Firstly, the linear progression of events had to be reshuffled. The events in the novel follow a certain pattern, but here, the characters, the events from later chapters are introduced in the opening part of the serial. Sometimes, an even wrong interpretation of events is observed. Many descriptions and the author’s monologues have been converted into dialogues, which seemed necessary for the script.     

 The director has succeeded in creating beautifully the atmosphere of fear, horror, mystery, and fantasy. The scenes depicting Margarita’s conversion into a witch and her flight are superb.

But the most unpleasant thing is the choice of a few characters and their depiction, which doesn’t always synchronize with the author’s description. I shall mention only four of them: Berlioz, Pontius Pilate, Yeshua, and Woland.

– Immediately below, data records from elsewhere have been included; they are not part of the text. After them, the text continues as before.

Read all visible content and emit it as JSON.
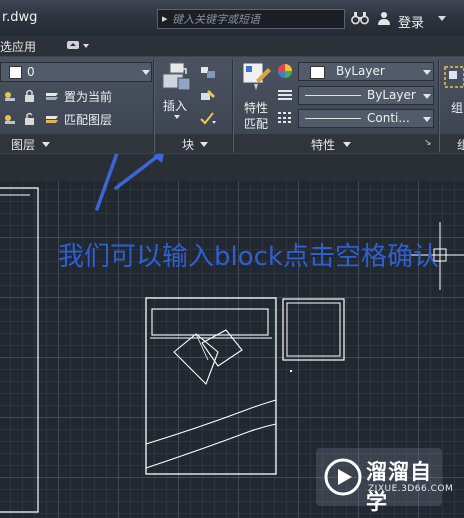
{
  "titlebar": {
    "file_name": "r.dwg",
    "search_placeholder": "键入关键字或短语",
    "login_label": "登录"
  },
  "tabs": {
    "selected_label": "选应用"
  },
  "ribbon": {
    "layers": {
      "current_layer": "0",
      "set_current_label": "置为当前",
      "match_layer_label": "匹配图层",
      "panel_label": "图层"
    },
    "block": {
      "insert_label": "插入",
      "panel_label": "块"
    },
    "properties": {
      "match_label_line1": "特性",
      "match_label_line2": "匹配",
      "color_value": "ByLayer",
      "linetype_value": "ByLayer",
      "lineweight_value": "Conti...",
      "panel_label": "特性"
    },
    "group": {
      "label": "组",
      "panel_label": "组"
    }
  },
  "drawing": {
    "annotation": "我们可以输入block点击空格确认"
  },
  "watermark": {
    "title": "溜溜自学",
    "url": "ZIXUE.3D66.COM"
  },
  "colors": {
    "annotation": "#2f5fd0",
    "canvas": "#212830",
    "ribbon": "#454c59"
  }
}
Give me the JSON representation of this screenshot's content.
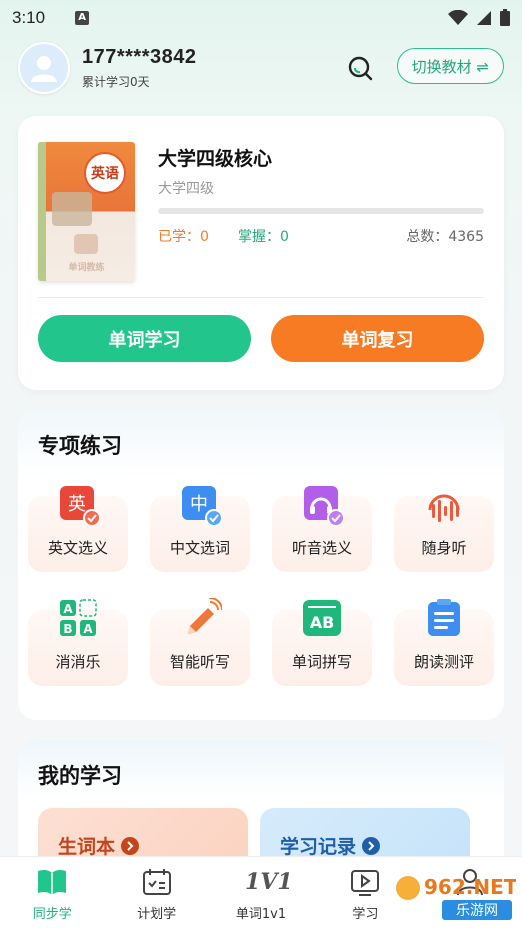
{
  "status_bar": {
    "time": "3:10",
    "notification_badge": "A"
  },
  "header": {
    "phone": "177****3842",
    "subtitle": "累计学习0天",
    "switch_label": "切换教材 ⇌"
  },
  "book": {
    "title": "大学四级核心",
    "level": "大学四级",
    "cover_badge": "英语",
    "cover_caption": "单词教练",
    "progress_fraction": 0,
    "learned": "已学：0",
    "mastered": "掌握：0",
    "total": "总数：4365",
    "learn_button": "单词学习",
    "review_button": "单词复习"
  },
  "practice": {
    "title": "专项练习",
    "items": [
      {
        "label": "英文选义",
        "icon": "english-choice-icon"
      },
      {
        "label": "中文选词",
        "icon": "chinese-choice-icon"
      },
      {
        "label": "听音选义",
        "icon": "headphone-choice-icon"
      },
      {
        "label": "随身听",
        "icon": "audio-wave-icon"
      },
      {
        "label": "消消乐",
        "icon": "match-game-icon"
      },
      {
        "label": "智能听写",
        "icon": "pencil-dictation-icon"
      },
      {
        "label": "单词拼写",
        "icon": "spelling-ab-icon"
      },
      {
        "label": "朗读测评",
        "icon": "reading-clipboard-icon"
      }
    ]
  },
  "study": {
    "title": "我的学习",
    "new_words": "生词本",
    "records": "学习记录"
  },
  "tabbar": {
    "items": [
      {
        "label": "同步学",
        "icon": "book-open-icon",
        "active": true
      },
      {
        "label": "计划学",
        "icon": "calendar-check-icon",
        "active": false
      },
      {
        "label": "单词1v1",
        "icon": "one-v-one-icon",
        "active": false
      },
      {
        "label": "学习",
        "icon": "play-screen-icon",
        "active": false
      },
      {
        "label": "",
        "icon": "user-icon",
        "active": false
      }
    ],
    "one_v_one_glyph": "1V1"
  },
  "watermark": {
    "text_top": "962.NET",
    "text_bottom": "乐游网"
  },
  "colors": {
    "accent_green": "#22c58b",
    "accent_orange": "#f77b22",
    "learned_color": "#f07a2a",
    "mastered_color": "#22a97a"
  }
}
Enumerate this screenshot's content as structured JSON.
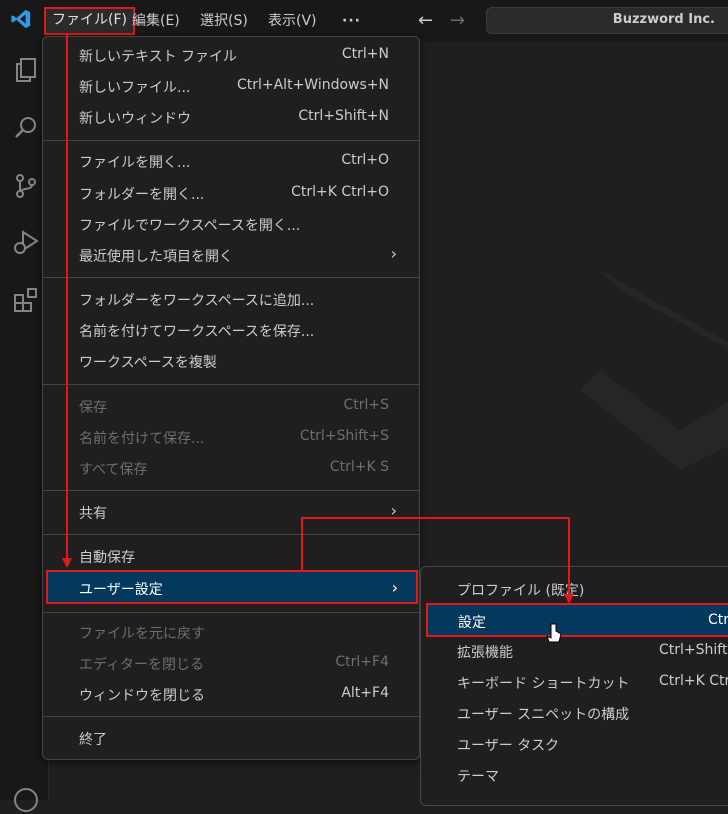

Let us have a look at the description of Berlioz: “At the hour of the hot spring sunset, two citizens appeared at the Patriarch's Ponds. One of them, approximately forty years old, dressed in a grey summer suit, was short, dark-haired, plump, bald, and carried his respectable fedora hat in his hand. His neatly shaven face was adorned with black horn-rimmed glasses of supernatural size.” The description creates the impression of a well to do, lively, happy, carefree person. One who enjoys the power. Now, let’s have a look at Berlioz in the serial. This Berlioz looks more like a worried and tensed man, no intelligence; no cunningness is reflected on his face.

Bulgakov depicts Woland like this: he was short, had gold teeth, and limped. Had platinum crowns, He was wearing an expensive grey suit and imported shoes of a matching color. His grey beret was cocked rakishly over one ear; under his arm, he carried a stick with a black knob shaped like a poodle's head. He looked to be a little over forty. Mouth somehow twisted. He was clean-shaven, dark-haired. His right eye was black, left - for some reason - green. He had dark eyebrows, but one higher than the other. The serial has miserably failed to depict THIS Woland.

Pontius Pilate is a very strong character in the novel about Christ – which is a sub-theme in the novel. This is how he appears in the novel:

“In a white cloak with blood-red lining, with the shuffling gait of a cavalryman, early in the morning of the fourteenth day of the spring month of Nisan, there came out to the covered colonnade between the two wings of the palace of ‘Herod the Great' the procurator of Judea, Pontius Pilate.”

The serial shows Pilate as a weak, tired, old man, with no trace of that thunder in his voice and cruelty, for which he was known.

One more thing that is mentioned time and again in the novel is Pilate’s headache due to migraine, which forces him not to open his mouth fully, nor moves his head. He is sitting like a stone statue, but the feelings of pain are reflected on his face,

This Pilate is just devoid of any emotions, he speaks in a feeble voice, does not move like a cavalryman but walks like an old and tired man. The whole aura of terror around Pilate is lost in the novel.

Yeshua in the novel is shown in a light blue dress. His head is covered by a white cloth with a leather band around his head.

Bulgakov had some purpose in using the ‘light blue’ color for Yeshua’s dress. It indicated peasantry, the common village folk. By showing Yeshua, he is not showing ‘The Christ’ but the common man of Russia of that time, But here, in the serial, by showing Yeshua in blackish dress, that significance is lost.

These small deviations change the whole perspective of the original and do not make it as impressive as the novel. Perhaps, another attempt would be made to depict the whole mystery of the novel magnificently.